Application of the ATB Activity Test
A partnership interest will be considered an API only if the partnership conducts an applicable trade or business (ATB). Section 1061 defines an ATB as an “activity conducted on regular, continuous, and substantial basis” that involves (1) raising or return capital and (2) either investing in (or disposing of) specified assets or developing specified assets.
As noted above, the final regulations largely adopt the proposed regulations. In response to comments received by Treasury and the IRS, the preamble to the final regulations contains the following important considerations:
- Treasury and the IRS noted that whether a single project or the raising of capital involves the level of activity needed to constitute a trade or business under Section 162 is dependent on the facts and circumstances unique to the project or the raising of capital. Therefore, it will be important for taxpayers to evaluate each conducted activity to determine whether it rises to the level of a trade or business under Section 162.
- Comments were submitted regarding the scope of including activities carried out by related parties in determining whether an activity rises to the level of an ATB. The preamble to the final regulations notes that Treasury and the IRS will continue to study these questions and may issue further guidance. However, the statutory definition of ATB includes all activities, no matter how minimal, conducted by entities that are considered related parties.
- Treasury and the IRS confirmed that the aggregation rules relating to the activities creating an ATB are necessary to avoid abuse of Section 1061 by spreading various activities across multiple entities. Further, the final regulations retain the rule that it is not necessary for both raising or returning capital and investing in or developing specified assets to occur in each taxable year.
Application of the Corporate Exception
In general, Section 1061 does not apply to an API held by a corporate taxpayer. The final regulations confirm the position of the proposed regulations that both S corporations and passive foreign investment companies that have a qualified electing fund election in effect are not treated as corporations for purposes of Section 1061.

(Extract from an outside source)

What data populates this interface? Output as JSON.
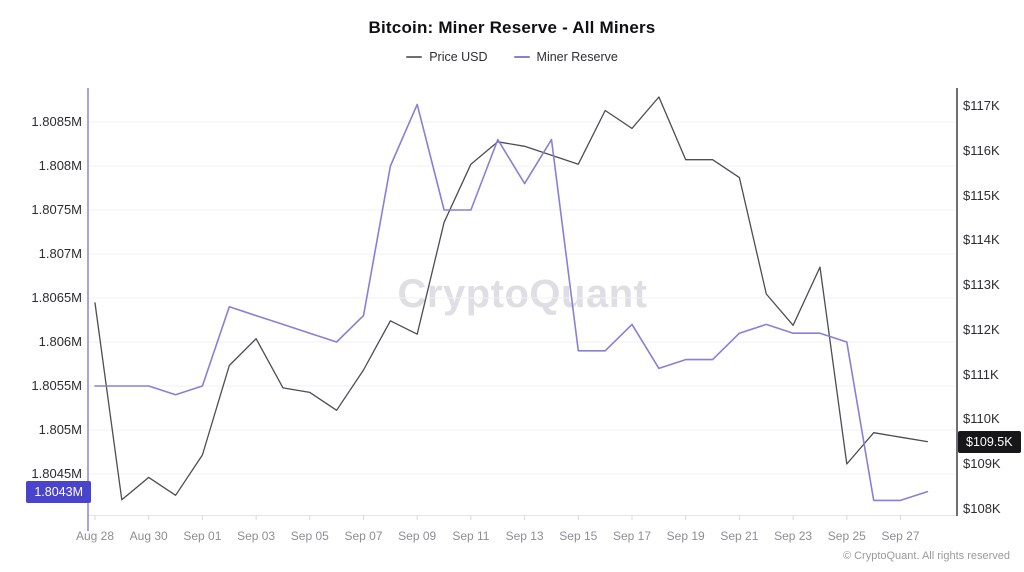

Regulations published by Treasury and the IRS typically become final 60 days after the rule is published in the Federal Register, although statutory authority permits agencies to accelerate this date in certain situations. Treasury has concluded that a 60-day delay in the effective date of the final regulations is contrary to the public interest, so the 2021 final carried interest regulations are effective as from January 7, 2021, i.e., the date they were made available for public inspection. However, taxpayers may choose to apply the final regulations to a taxable year beginning after December 31, 2017, provided the regulations are applied consistently and in their entirety.